フラッシュロムはバグの巣窟

2020年2月3日バグの巣

何故バグが寄ってくるの?

ところで、フラッシュロムにはなぜバグが寄ってくるのでしょうか? 実はフラッシュロムには普段のソフトウエアの設計や実装ではあまり気にする事のない以下のような3つの特徴があるためです。

  • 書き込み速度が変わる:ウエアレベリング等のために書き込みが待たされる事がある
  • 書き込み回数の上限がある:数千回(最悪の状態)から数十万回の制限がある
  • データが蒸発する:最悪の場合数日でデータが消えてしまう

それでは各々の特徴について、もう少し詳しく見ていきましょう。

書き込みが速度が変わる

フラッシュロムはPC等の主記憶に使われているDRAM(Dynamic Random Access Memory) に比べて1桁から3桁読み出しや書き込みに時間が掛かります。

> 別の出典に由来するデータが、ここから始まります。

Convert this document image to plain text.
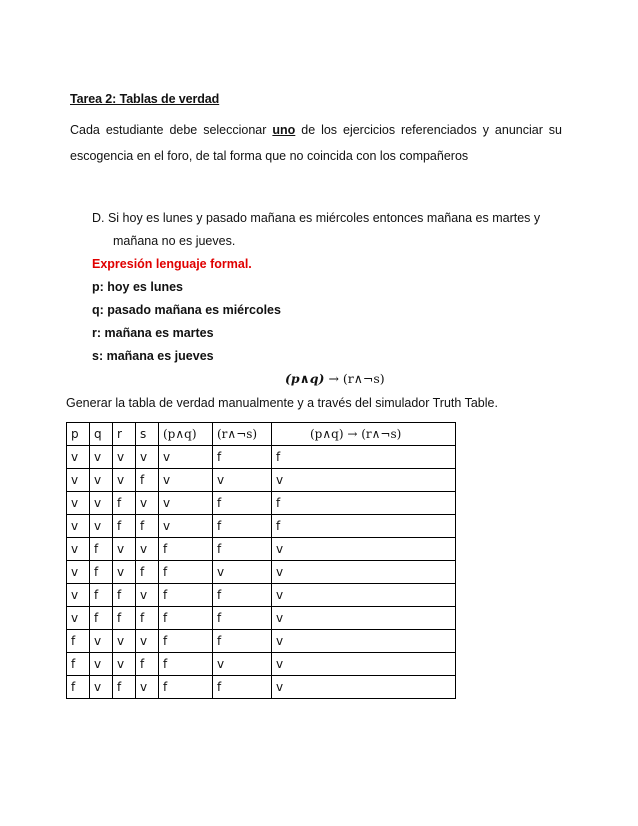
Tarea 2: Tablas de verdad
Cada estudiante debe seleccionar uno de los ejercicios referenciados y anunciar su
escogencia en el foro, de tal forma que no coincida con los compañeros
D. Si hoy es lunes y pasado mañana es miércoles entonces mañana es martes y
mañana no es jueves.
Expresión lenguaje formal.
p: hoy es lunes
q: pasado mañana es miércoles
r: mañana es martes
s: mañana es jueves
(p∧q) → (r∧¬s)
Generar la tabla de verdad manualmente y a través del simulador Truth Table.
p	q	r	s	(p∧q)	(r∧¬s)	(p∧q) → (r∧¬s)
v	v	v	v	v	f	f
v	v	v	f	v	v	v
v	v	f	v	v	f	f
v	v	f	f	v	f	f
v	f	v	v	f	f	v
v	f	v	f	f	v	v
v	f	f	v	f	f	v
v	f	f	f	f	f	v
f	v	v	v	f	f	v
f	v	v	f	f	v	v
f	v	f	v	f	f	v
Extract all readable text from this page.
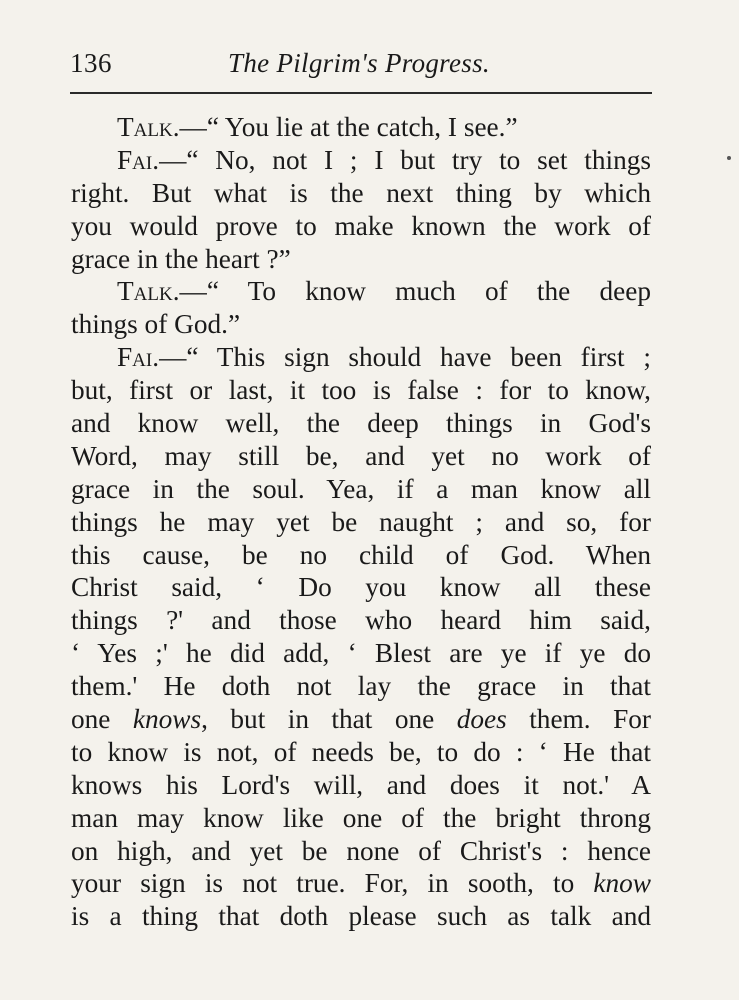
136	The Pilgrim's Progress.
Talk.—“ You lie at the catch, I see.”
Fai.—“ No, not I ; I but try to set things
right. But what is the next thing by which
you would prove to make known the work of
grace in the heart ?”
Talk.—“ To know much of the deep
things of God.”
Fai.—“ This sign should have been first ;
but, first or last, it too is false : for to know,
and know well, the deep things in God's
Word, may still be, and yet no work of
grace in the soul. Yea, if a man know all
things he may yet be naught ; and so, for
this cause, be no child of God. When
Christ said, ‘ Do you know all these
things ?' and those who heard him said,
‘ Yes ;' he did add, ‘ Blest are ye if ye do
them.' He doth not lay the grace in that
one knows, but in that one does them. For
to know is not, of needs be, to do : ‘ He that
knows his Lord's will, and does it not.' A
man may know like one of the bright throng
on high, and yet be none of Christ's : hence
your sign is not true. For, in sooth, to know
is a thing that doth please such as talk and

そして、書き込みの速度はバラつきが大きくて、時たま書き込みがとても遅くなって、場合によっては秒単位で書き込みが待たされるという事が起こる事もあります。この書き込み速度のバラつきは、フラッシュロムの種類や使い方で変わるので一概には言えないのですが、こんな事も起こる可能性があるとの前提で設計・実装やテストが行われていないと問題点がでてきます。

書き込み速度のバラつきが起きるのにはフラシュロム固有の特徴に対応するためにソフトウエアの色々なレベルで対策が行われている事に起因します。詳しく紹介し始めると技術説明が長くなってしまうのでやや乱暴ですが簡単に纏めてしまうと、①ブロック書き込みのための Read Veriy Wirte 処理に時間が掛かる ②ウエアレベリングのためのデータコピーに時間が掛かる ③ガベッジコレクションのために時間が掛かる です。 このうち①はフラッシュロムの書き込みの時に毎回必要な処理で比較的同じ時間で済むのですが、②と③は必要な時と必要で無い時があって、必要な時にだけ実行されるのでその時にだけ余計に時間が掛かります。アプリケーションソフトから見ると、ある時急に書き込みが遅くなるという症状に見えます。

この、余計に時間が掛かるというのが少々ならばそんれほど気にする事も無いのですが、大幅に時間が掛かる、例えば数百m秒から数秒となると、それだけの時間フラッシュロムの書き込みが待たされると、色んなタイムアウトに引っかかったりして、処理がエラー終了してしまう事も起きます。このような事にならないように、設計や実装で注意しておく必要が出てきます。

書き込み回数の制限がある

フラッシュロムはその構造上書き込みというか書き換えのできる回数に上限があります。PC等の主記憶に使われているDRAMには書き換え回数の上限などは無いので、これはフラッシュロムだけの特徴です。その書き換え回数の上限ですが、これまたフラッシュROMの種類や使用条件によって、数十万回から数千回まで大きくバラつきがあります。

ひと昔前までは、フラッシュロムの種類もそんなに多くなく大抵のフラッシュロムは数十万回程度の書き換え上限でした。 なので、フラッシュロムを使った装置でも書き換え回数上限を 数十万回として設計をしていればまあ大丈夫でした。

しかし、大容量化のために色々な技術が生み出されて、どの技術を取り込むんで作られたのかによってフラッシュロムの種類も増えてきた現在では、書き換え上限回数にも色々な値を持つものが出てきました。この記事を書いている時点で公開されているフラッシュロムのうち、一番書き換え上限の小さいのはTLCのNnad 型のフラッシュロムで数千回です。 最新技術としてはさらにQLCのNand型というのも出てきているのですが、きちらはまだ書き換え上限回数についての情報があまり出てきていません。しかし、その構造上TLCのNand 型よりもさらに書き換え上限値は小さくなると思われます。

書き換え上限回数が数千回となると、よく注意して使わないと、フラッシュロムの書き換え上限回数による寿命が装置そのものの寿命よりも短くなってしまいます。装置そのものは10年くらいは使えるのに、フラッシュロムは3年程度で書き換えができなくなった、という事も起こり得ます。

そうならないように、装置に使われるフラッシュロムの種類から書き換え上限回数を確認して、それに従って必要な処理をソフトウエアに設計・実装する必要が出てきます。これを忘れると、寿命の短い製品になってしまうので、ちょっとマズイですね。